Thoughts on Our Thinking Tendencies, Redux [-]

A few days ago, I talked about how it seems we have a tendency to see situations in terms of certain types of things ("subjects", such as the game of football) rather than in a "contextualised fashion" (such as the importance put on the game of football, rather than the game of football itself). Writing that has helped me clarify my thoughts, and here I present my current views.

I would describe those ideas in terms of the following. There is in inherent degree of difficulty associated with perceiving a particular type of thing (a physical object, relationship between things, etc etc). The degree of difficulty of perceiving a type of thing can stop us from doing so. We seem to have an inherent capability for perceiving particular types of things (physical objects are of course one example), and I believe we have to learn (though it may not be though explicit learning, perhaps just experience) how to explicitly perceive the more difficult types of things.

What we explicitly perceive in a given situation is, in addition to what we can explicitly perceive 'innately', those types of things we have 'learned' to see, modulo what we can't see because of our present cognitive load - after all, we only have so much mental capacity (I'll have to try coming back to this issue in the future and be more precise).

There are some questions that need to be answered about this. What governs the degree of difficulty? I'm not sure, but I would think the two major factors would be: temporal resources required for the processing required to perceive that type of thing, and secondly, our evolutionary history (where the temporal factors are really a subset of the evolutionary factors). I give that as a second factor because of the role evolution played in shaping our mental capabilities.
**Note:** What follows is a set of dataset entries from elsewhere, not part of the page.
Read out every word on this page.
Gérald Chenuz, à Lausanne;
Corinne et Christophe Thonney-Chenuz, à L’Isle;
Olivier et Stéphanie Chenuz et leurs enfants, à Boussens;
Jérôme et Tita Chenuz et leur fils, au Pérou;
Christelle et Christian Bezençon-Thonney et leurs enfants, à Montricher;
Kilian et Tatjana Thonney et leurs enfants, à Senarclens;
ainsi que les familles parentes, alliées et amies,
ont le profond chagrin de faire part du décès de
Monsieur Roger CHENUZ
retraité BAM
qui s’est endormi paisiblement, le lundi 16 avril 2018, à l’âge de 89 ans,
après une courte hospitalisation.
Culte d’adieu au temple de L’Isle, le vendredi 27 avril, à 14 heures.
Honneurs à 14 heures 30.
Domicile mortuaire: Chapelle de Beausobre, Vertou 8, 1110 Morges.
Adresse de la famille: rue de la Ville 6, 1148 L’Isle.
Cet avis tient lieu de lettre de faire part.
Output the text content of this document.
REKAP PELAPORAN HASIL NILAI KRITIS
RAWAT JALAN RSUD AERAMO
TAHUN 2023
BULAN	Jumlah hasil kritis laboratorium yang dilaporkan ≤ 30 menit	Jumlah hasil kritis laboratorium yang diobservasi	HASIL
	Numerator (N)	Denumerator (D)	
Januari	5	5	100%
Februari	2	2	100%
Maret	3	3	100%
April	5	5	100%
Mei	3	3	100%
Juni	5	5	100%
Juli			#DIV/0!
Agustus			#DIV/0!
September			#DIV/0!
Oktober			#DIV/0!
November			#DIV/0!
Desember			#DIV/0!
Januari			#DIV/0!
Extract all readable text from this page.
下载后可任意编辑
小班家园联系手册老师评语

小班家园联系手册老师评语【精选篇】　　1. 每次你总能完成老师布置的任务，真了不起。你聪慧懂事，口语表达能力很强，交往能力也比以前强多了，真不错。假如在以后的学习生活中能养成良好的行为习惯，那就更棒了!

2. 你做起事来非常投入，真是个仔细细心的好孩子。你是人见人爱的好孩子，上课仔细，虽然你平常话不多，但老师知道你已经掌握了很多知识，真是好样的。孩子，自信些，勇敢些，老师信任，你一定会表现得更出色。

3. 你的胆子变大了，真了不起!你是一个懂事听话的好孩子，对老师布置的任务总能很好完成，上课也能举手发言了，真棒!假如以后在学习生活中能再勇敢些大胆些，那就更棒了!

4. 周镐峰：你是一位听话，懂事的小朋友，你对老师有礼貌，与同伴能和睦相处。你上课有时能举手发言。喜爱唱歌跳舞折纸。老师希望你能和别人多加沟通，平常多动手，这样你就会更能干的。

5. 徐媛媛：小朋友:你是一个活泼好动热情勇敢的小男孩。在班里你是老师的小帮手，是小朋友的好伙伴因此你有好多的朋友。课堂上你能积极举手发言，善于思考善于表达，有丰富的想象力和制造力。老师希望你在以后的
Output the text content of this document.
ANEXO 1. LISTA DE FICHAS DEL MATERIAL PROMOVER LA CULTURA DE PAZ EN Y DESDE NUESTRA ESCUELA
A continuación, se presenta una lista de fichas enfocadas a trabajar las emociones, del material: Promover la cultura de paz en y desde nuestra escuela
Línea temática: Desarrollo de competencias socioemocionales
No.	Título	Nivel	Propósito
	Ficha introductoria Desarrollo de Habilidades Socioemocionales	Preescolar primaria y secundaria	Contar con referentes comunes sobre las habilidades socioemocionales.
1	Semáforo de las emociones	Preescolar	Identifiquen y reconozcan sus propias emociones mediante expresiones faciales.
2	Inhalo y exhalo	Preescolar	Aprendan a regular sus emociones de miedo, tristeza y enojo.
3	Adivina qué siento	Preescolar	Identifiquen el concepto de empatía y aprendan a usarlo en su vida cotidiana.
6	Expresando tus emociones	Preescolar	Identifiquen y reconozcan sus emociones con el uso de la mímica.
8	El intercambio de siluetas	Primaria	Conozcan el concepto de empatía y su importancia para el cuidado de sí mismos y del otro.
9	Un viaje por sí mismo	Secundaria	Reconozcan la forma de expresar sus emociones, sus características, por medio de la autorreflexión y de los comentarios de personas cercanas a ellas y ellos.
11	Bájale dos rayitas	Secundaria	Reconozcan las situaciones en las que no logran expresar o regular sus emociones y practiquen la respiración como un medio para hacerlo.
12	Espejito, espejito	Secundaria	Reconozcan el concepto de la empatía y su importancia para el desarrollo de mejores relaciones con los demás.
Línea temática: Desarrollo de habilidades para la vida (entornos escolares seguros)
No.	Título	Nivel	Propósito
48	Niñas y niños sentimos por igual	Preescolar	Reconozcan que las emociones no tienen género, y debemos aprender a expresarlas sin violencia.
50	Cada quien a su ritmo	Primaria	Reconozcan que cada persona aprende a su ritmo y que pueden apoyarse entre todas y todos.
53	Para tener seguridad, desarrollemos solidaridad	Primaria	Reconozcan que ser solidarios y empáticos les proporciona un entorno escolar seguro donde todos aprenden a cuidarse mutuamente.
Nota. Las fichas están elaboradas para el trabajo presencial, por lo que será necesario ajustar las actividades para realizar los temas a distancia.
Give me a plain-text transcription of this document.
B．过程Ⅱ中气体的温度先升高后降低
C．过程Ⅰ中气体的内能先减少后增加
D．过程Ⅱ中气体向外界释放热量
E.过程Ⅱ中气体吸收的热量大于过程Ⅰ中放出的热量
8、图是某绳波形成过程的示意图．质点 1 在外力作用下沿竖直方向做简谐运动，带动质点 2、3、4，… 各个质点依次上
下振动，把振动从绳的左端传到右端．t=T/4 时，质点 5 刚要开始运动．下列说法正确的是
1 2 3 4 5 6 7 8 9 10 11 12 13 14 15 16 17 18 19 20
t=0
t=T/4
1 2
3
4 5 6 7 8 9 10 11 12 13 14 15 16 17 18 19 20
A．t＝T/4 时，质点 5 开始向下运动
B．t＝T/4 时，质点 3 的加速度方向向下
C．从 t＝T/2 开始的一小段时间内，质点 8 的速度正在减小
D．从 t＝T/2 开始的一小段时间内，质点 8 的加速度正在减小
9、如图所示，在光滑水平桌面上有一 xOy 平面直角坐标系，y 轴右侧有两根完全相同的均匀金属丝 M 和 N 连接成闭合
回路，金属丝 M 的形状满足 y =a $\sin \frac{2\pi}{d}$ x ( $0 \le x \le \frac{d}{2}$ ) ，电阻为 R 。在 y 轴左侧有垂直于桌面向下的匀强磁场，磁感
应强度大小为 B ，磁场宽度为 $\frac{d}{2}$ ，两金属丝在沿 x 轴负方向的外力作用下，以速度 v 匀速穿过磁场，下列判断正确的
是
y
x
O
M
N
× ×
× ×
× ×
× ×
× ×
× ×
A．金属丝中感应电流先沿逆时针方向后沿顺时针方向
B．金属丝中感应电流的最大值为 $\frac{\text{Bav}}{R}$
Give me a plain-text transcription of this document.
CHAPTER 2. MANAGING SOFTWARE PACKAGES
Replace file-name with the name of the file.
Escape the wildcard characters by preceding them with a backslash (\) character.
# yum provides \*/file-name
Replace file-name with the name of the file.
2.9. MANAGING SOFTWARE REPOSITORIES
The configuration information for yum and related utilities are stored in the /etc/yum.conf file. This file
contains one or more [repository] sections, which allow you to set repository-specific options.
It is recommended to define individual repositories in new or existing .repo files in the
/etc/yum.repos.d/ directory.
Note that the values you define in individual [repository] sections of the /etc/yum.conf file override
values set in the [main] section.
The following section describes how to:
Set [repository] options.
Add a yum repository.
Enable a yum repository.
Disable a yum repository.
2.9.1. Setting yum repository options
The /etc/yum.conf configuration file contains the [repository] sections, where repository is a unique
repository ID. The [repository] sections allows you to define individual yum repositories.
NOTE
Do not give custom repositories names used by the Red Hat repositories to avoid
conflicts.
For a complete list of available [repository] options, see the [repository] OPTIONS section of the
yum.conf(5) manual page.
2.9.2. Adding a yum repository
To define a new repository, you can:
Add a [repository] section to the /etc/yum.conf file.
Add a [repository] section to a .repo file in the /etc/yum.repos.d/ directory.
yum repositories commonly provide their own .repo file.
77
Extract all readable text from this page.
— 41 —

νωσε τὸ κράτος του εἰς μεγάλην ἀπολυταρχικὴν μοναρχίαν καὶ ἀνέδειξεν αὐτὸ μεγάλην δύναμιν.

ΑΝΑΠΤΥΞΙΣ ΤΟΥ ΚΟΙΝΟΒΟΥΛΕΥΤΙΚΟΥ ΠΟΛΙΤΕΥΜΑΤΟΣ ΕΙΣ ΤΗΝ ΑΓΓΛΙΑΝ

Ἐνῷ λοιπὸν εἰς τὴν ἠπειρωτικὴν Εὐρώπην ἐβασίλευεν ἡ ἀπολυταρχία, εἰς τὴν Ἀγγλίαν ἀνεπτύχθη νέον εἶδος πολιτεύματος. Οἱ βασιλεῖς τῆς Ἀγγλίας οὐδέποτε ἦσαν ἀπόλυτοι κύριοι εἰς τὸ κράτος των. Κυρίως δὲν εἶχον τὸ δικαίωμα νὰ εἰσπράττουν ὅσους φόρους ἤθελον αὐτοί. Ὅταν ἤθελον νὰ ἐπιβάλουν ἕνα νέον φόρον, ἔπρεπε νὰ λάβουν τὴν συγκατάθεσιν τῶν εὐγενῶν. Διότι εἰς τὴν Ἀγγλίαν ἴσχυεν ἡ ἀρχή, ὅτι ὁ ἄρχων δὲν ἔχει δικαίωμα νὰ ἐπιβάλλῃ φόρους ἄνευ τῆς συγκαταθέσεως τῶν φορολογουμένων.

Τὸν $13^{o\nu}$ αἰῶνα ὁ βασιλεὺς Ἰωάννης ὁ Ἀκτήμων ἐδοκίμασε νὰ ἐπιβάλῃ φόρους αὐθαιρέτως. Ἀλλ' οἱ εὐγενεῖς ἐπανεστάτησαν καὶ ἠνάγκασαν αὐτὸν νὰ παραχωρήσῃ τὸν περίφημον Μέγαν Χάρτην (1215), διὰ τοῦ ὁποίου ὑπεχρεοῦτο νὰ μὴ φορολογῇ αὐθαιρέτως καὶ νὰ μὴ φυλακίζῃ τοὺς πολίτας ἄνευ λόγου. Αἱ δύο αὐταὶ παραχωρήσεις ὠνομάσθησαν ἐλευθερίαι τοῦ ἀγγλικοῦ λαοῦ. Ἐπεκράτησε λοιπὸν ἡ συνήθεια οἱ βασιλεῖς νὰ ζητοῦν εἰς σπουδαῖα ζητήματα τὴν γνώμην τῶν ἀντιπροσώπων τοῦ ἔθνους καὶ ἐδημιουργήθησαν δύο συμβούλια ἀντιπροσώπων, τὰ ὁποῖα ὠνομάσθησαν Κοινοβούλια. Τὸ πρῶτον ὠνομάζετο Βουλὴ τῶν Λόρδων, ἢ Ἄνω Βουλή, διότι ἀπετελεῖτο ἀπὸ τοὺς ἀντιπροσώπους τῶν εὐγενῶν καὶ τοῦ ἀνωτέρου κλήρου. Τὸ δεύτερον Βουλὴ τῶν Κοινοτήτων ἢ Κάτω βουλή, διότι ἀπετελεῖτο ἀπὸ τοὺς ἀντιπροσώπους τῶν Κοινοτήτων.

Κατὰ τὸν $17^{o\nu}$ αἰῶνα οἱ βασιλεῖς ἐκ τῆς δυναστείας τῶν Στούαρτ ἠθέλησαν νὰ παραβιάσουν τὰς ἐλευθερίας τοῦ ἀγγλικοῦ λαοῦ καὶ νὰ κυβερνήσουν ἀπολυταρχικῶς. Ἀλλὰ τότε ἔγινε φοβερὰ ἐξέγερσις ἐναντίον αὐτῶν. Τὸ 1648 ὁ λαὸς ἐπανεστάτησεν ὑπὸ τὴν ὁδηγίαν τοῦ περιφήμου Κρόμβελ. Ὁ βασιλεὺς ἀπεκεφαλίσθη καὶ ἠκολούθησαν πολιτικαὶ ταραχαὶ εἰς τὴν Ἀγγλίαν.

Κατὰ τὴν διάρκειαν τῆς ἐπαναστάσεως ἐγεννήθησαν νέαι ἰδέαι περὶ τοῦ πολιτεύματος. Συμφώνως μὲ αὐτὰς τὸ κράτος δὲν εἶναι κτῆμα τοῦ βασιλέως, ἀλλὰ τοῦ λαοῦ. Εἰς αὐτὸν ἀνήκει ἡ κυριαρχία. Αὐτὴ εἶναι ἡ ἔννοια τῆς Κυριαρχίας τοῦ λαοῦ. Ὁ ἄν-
Also, what are the different types of things that are there to be perceived? Both these things also deserve a fuller treatment in the future.

These difficulties in perceiving certain types of things can be seen as 'constraints on perfection', to use Richard Dawkin's term (or at least seems to be his). That term is the title of a chapter in his book "The Extended Phenotype" in which he gives the various reasons why an evolutionary adaptation may not be able to come up with an ideal 'solution'. An example of such a constraint is the need for the adaption to modify the current design of the organism rather than being able to go 'back to the drawing board'. In this context, a 'constraint on perfection' is a constraint on thinking that draws it away from the ideal.